April 20th is one of the chillest days of the year, but maybe not so much for our pets. A new survey of veterinarians in the U.S. and Canada suggests they are seeing more pets poisoned by cannabis products lately, following its legalization in many places. Dogs were the pets most commonly sickened by cannabis, but vets also reported seeing stoned cats, iguanas, ferrets, cockatoos, and even horses. Thankfully, most cases were mild.
Study author Jibran Khokhar, a researcher studying substance use at the University of Guelph in Ontario, and his colleagues had noticed a recent increase in reports of pets coming down with cannabis overdose. But these reports were anecdotal and often lacking important information like the actual outcomes for the animals.
So his team decided to conduct a survey of over 200 veterinarians in both the U.S. and Canada in 2021, asking them to recall the pet overdose cases they came across before and after 2018, the year that cannabis was fully legalized nationally in Canada. Though cannabis is still banned at the federal level in the U.S., it’s now legal in a majority of states, including many where it’s allowed recreationally. And since 2018, more than a dozen states have legalized or decriminalized it.
Around two-thirds of vets reported no major change in the amount of poisoning (also called toxicosis) cases they saw annually after 2018, but the rest did see a change, most often an increase in cases. The study’s findings were published in PLoS ONE.
“Our key takeaway is that there has been an increase in cannabis-induced toxicosis cases following legalization in both U.S. and Canada,” Khokhar said in an email to Gizmodo. Much of this increase likely comes from legalization providing more access to these products, but he notes that owners feeling more comfortable with reporting these cases to vets could be a factor, too.
While pot pet poisonings might sound scary, most incidents required little more than supportive care and monitoring at home, and even in serious cases, pets were rarely hospitalized for more than two days and usually made a full recovery. The most common symptoms reported by vets were urinary incontinence (loss of bladder control), disorientation, lethargy, a slower heartbeat, and a lack of coordination. And specialized treatments most often involved IV fluids, along with induced vomiting and activated charcoal for cases where heavy poisoning was suspected.
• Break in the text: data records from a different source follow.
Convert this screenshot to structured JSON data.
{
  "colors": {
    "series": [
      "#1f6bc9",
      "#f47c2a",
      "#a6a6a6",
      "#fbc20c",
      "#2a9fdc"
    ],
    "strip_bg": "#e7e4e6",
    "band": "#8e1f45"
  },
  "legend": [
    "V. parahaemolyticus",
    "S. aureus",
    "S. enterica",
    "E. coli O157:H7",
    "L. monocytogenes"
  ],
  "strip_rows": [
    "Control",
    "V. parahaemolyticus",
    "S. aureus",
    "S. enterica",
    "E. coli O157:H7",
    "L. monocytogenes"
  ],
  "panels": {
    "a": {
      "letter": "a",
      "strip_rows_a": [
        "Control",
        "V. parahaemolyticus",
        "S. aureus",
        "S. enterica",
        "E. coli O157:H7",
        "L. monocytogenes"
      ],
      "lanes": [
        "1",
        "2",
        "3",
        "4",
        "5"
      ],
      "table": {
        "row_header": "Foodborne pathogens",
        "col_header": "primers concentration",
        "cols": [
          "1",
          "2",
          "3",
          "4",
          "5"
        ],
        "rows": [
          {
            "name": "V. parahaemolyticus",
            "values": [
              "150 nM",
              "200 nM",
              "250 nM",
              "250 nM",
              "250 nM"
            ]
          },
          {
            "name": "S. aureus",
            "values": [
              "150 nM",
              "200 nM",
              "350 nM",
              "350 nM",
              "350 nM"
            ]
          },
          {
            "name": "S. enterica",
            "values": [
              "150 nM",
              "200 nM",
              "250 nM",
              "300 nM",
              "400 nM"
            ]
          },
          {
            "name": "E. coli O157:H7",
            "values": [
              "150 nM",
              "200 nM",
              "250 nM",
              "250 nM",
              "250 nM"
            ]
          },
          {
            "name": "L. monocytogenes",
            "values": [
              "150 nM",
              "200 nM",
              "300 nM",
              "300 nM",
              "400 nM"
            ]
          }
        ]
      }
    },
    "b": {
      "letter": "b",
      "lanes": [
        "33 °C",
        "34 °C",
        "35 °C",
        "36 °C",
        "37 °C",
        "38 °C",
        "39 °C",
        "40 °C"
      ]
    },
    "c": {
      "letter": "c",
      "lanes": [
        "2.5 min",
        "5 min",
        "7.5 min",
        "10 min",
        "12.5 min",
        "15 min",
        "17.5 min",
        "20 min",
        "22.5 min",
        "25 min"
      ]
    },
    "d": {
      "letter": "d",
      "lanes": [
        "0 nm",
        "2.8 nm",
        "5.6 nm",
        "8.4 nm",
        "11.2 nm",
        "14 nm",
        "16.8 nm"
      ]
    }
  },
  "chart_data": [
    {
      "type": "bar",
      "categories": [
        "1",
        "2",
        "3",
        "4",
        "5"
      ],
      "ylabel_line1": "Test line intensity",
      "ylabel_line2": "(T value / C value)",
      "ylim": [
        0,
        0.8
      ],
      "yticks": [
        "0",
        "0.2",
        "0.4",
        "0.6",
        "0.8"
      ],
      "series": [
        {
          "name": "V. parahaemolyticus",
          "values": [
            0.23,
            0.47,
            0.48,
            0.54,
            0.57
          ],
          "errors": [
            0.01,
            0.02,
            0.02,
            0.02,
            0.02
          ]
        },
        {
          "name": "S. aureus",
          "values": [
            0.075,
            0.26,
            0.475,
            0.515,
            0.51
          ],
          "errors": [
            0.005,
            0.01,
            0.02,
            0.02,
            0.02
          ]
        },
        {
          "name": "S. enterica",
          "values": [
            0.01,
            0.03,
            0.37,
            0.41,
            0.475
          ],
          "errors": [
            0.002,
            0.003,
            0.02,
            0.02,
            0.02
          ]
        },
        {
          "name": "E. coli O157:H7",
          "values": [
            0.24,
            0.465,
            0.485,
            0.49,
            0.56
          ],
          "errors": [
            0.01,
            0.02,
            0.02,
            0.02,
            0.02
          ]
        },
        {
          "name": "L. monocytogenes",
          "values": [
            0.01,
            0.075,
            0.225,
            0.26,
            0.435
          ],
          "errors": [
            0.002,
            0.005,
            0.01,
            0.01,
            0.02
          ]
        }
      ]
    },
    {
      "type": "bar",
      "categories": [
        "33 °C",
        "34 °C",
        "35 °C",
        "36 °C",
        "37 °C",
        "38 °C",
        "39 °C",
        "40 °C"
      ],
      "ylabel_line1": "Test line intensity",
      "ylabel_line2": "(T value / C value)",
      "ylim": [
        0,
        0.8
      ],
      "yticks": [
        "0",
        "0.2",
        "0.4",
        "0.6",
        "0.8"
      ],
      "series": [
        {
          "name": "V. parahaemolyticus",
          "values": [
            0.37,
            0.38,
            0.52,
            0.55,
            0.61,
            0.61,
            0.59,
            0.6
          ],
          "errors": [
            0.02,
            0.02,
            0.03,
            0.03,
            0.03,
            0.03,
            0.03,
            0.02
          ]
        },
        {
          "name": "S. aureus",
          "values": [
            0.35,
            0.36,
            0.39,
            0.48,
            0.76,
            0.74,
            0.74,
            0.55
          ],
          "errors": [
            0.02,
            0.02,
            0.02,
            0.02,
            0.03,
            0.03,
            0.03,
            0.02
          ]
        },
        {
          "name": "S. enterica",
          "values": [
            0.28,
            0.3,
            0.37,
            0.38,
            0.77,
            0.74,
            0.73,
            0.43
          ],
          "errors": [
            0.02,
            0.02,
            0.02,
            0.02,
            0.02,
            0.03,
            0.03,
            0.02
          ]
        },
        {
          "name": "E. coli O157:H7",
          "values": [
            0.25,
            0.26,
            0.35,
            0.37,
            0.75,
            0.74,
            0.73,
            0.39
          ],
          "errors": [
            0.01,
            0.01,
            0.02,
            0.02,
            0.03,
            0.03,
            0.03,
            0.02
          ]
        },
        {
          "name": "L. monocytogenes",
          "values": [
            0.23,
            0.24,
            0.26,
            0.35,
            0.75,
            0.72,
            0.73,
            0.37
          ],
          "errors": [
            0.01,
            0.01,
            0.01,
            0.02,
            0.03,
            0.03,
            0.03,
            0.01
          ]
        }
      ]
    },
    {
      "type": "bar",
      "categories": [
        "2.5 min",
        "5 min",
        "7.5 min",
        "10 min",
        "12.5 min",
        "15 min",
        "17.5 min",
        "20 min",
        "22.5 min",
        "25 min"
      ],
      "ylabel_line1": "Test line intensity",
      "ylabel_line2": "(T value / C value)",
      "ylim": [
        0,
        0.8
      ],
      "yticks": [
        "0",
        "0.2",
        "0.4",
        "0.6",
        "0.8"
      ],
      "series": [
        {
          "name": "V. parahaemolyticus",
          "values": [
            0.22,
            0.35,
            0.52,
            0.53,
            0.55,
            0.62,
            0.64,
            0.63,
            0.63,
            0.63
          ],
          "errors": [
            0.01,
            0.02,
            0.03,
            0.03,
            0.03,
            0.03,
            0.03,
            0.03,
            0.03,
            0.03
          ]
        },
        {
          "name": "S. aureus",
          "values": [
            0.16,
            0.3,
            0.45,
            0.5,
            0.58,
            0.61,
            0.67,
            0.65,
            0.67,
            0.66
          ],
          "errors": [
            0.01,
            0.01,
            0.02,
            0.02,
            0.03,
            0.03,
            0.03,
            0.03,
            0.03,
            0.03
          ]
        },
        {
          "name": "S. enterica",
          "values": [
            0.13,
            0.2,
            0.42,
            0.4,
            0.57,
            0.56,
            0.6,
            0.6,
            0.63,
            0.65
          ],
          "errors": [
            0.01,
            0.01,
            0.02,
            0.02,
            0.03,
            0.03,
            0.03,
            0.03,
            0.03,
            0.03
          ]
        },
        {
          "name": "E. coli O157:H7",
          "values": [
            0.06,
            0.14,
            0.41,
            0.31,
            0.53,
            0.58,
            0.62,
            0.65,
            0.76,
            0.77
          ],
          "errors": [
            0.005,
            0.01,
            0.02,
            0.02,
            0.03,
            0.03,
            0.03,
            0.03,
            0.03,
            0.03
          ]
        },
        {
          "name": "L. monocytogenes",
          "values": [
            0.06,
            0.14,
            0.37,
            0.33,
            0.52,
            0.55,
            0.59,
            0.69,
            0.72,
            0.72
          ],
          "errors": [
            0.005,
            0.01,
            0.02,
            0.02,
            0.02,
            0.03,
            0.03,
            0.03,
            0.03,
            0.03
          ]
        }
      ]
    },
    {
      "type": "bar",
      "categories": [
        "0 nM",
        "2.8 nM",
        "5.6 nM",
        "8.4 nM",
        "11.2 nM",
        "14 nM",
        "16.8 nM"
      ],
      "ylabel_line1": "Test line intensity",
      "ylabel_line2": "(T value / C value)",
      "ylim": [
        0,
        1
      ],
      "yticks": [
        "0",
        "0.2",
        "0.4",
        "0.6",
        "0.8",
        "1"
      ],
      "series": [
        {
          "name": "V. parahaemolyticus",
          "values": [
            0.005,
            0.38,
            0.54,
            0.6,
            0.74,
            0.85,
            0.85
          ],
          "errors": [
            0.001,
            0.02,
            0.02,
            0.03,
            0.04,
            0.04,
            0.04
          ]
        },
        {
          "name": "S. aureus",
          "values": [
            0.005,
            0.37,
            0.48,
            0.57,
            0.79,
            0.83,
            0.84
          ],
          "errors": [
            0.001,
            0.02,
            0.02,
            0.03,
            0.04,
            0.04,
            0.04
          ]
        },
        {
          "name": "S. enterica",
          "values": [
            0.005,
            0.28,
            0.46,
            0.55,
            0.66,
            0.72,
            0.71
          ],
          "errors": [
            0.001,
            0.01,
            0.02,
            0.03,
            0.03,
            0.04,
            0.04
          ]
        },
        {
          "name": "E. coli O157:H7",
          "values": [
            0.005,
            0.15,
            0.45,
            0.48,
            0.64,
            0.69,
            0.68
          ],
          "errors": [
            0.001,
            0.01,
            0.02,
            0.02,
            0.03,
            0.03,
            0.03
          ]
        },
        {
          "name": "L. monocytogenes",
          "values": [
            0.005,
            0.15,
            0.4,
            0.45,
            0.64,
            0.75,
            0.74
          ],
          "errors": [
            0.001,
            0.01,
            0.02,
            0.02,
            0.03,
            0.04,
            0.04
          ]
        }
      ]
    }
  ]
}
There were 16 reports of pet deaths linked to cannabis, but Khokhar points out that these cases were likely more complex than usual. The chocolate found in some cannabis-laced edibles can be especially dangerous to dogs, for instance. The size or underlying health of the pet might have also contributed to their deaths, with smaller dogs being especially at risk.
The study’s findings will allow Khokhar and his team to better understand how cannabis can affect dogs and other pets. Dogs, for instance, seem to break down THC (the psychoactive component of cannabis) a bit differently than humans, which might contribute to their wider range and duration of symptoms. They hope their work can educate vets and owners as well.
Edibles are a common source of poisoning, both because they are easy to ingest and because they tend to have a larger effect in the body. Some pet owners have reportedly started to medicate their pets with cannabis, but the survey doesn’t provide any sense of how often that might be contributing to these poisonings. At least in one case, a dog might have gotten sick from eating the feces of a person who was taking cannabis, while other dogs reportedly swallowed joints that they found on an outside walk.
While there are many benefits of cannabis legalization, the team’s findings do suggest that more could be done to keep pets safe from these products. “It is important to have awareness of the existence of this as well as the symptoms to keep an eye out for,” Khokhar said. “The other important part of this would be policy-related changes to both packaging and possibly warning on labels for edible products.”